Historic reasons, and it sounds like they want it to contain zero template engines. You could transpile a subset of Jinja or Mustache to XSLT, but no one seems to do it or care.

>Why should the browser contain a specific template engine, like XSLT

Because XSLT is part of the web standards.

I kind of agree that little used,[0] non-web-like features is fair to be considered for removal. However I wish they didn't hide behind security vulnerabilities as the reason as that clearly wasn't it. The author didn't even bother to look if a memory safe package existed. "We're removing this for your own good" is the worst way to go about it but he still doubles down on this idea later in the thread.

[0] ~0.001% usage according to one post there

  • > [0] ~0.001% usage according to one post there

    This is still a massive number of people who are going to be affected by this.

    https://news.ycombinator.com/item?id=44938747

    • I get what you're saying, but following this line of reasoning would mean that successful, wide-spread specifications, standards, and technologies must never drop any features. They would only ever accumulate new features, bloating to the point of uselessness, and die under the weight of their own success.

      4 replies →

    • It’s classic Google behaviour: “oh not used by a billion people? Didn’t get popular enough, axe it”.

      They arguably became a victim of their own scale.

Compare webkit to UDK (The unreal development kit for game dev) to consider why there is so much bloat in the browser. People have wanted to render more and more advanced things, and the webkit engine should cater to all of them as best it can.

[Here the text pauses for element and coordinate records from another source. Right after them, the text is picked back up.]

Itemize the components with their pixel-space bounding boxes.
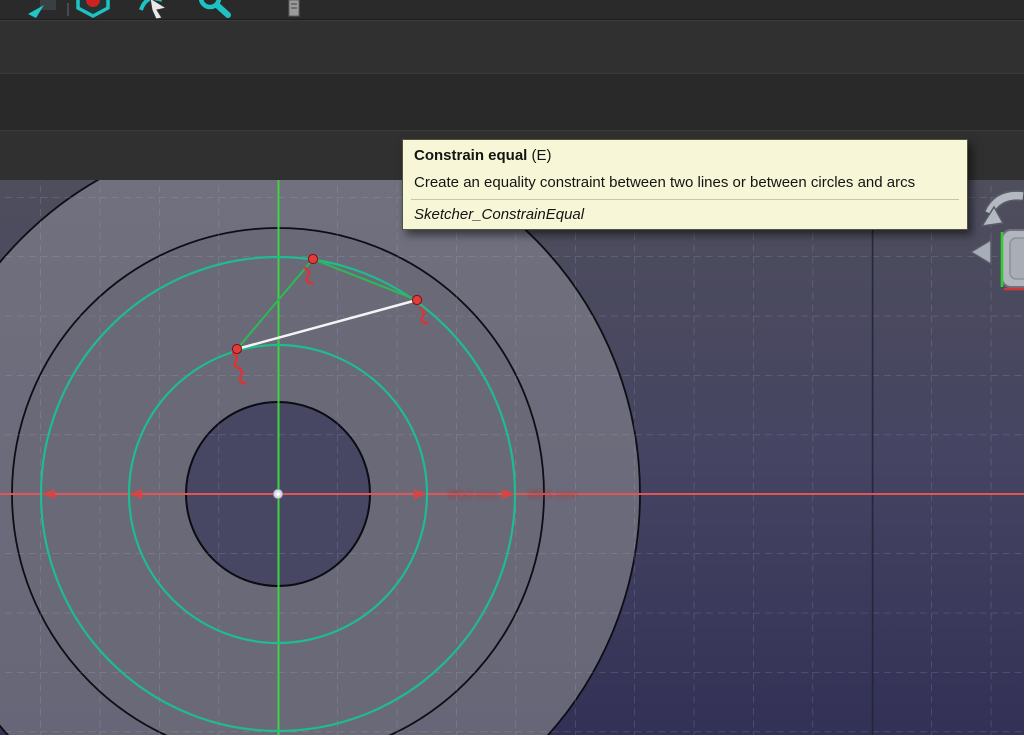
search-icon[interactable] bbox=[198, 0, 231, 18]
tooltip-shortcut: (E) bbox=[531, 147, 552, 164]
top-separator bbox=[67, 3, 69, 16]
toolbar-spacer-row bbox=[0, 20, 1024, 74]
sketcher-3d-viewport[interactable]: Ø50 mm Ø65 mm bbox=[0, 180, 1024, 735]
tooltip-title: Constrain equal bbox=[414, 147, 528, 164]
tooltip-title-line: Constrain equal (E) bbox=[414, 147, 956, 164]
top-toolbar-row bbox=[0, 0, 1024, 20]
diameter-dimension-label[interactable]: Ø50 mm bbox=[448, 487, 498, 502]
clipboard-icon[interactable] bbox=[288, 0, 300, 17]
sketch-origin-point[interactable] bbox=[272, 488, 284, 500]
addon-hexagon-icon[interactable] bbox=[76, 0, 110, 18]
pointer-action-icon[interactable] bbox=[139, 0, 168, 19]
sketcher-toolbar: >> bbox=[0, 73, 1024, 203]
tooltip-constrain-equal: Constrain equal (E) Create an equality c… bbox=[402, 139, 968, 230]
tooltip-description: Create an equality constraint between tw… bbox=[414, 174, 916, 191]
diameter-dimension-label[interactable]: Ø65 mm bbox=[528, 487, 578, 502]
tooltip-command: Sketcher_ConstrainEqual bbox=[414, 206, 585, 223]
nav-cube-inner-face bbox=[1009, 237, 1024, 280]
pointer-tool-icon[interactable] bbox=[28, 0, 56, 18]
tooltip-divider bbox=[411, 199, 959, 200]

For better or worse, http is no longer just for serving textual documents.

While this sounds crazy at first, I could warm for several incremental layers of features, where browsers could choose to implement support for only a set of layers. The lowest layer would be something like HTTP with plain text, the next one HTML, then CSS with basic selectors, then CSS with the full selector set, then ECMA and WASM, then device APIs, and so forth.

Would make it possible to create spec-compliant browsers with a subset of the web platform, fulfilling different use cases without ripping out essentials or hacking them in.

  • There is no point in several layers because to maximize compatibility developers would need to target the simplest layer. And if they don't, simple browsers won't be able to compete with full-fledged ones.

  • You can set the doctype in the document to the spec you want to use, which is basically what you're asking for. Try setting <!DOCTYPE HTML PUBLIC "-//IETF//DTD HTML 2.0//EN">

> Why should the browser contain a specific template engine, like XSLT, and not Jinja for example? Also it can be reimplemented using JS or WASM.

I think a dedicated unsupported media type -> supported media type WASM transformation interface would be good. You could use it for new image formats and the like as well. There are things like JXL.js that do this:

https://github.com/niutech/jxl.js

I get the point a minimal browser and WASM, but Java bytecode ?! Why not Python bytecode ? Seems unreasonable to me to add any specific bytecode support. By layout rules you mean get rid of CSS ? Sounds also unreasonable IMHO.

And no WebAudio and Canvas couldn't be implemented in client WASM without big security implication. If by module you mean inside the browser, them, what is the point of WASM here ?

  • What WebAudio needs to provide is only means to get or push buffers from/to audio devices and run code in high priority thread. There is no need for browser to provide implementation of low-pass filters, audio proccessing graphs and similar primitives.

  • Honestly, even WASM makes it not very minimal in my book. A minimal browser should be HTML and perhaps a subset of CSS, that's it.

Wasm is ANYTHING but basic.

Fuck javascript, fuck wasm, fuck html, fuck css.

Rebase it all on XML/XPath/XQuery that way you only need ONE parser, one simple engine.

This whole kitchen sink/full blown OS nonsense needs to end.

Edit: You’re clearly a wasm shill, wasm is an abomination that needs to die.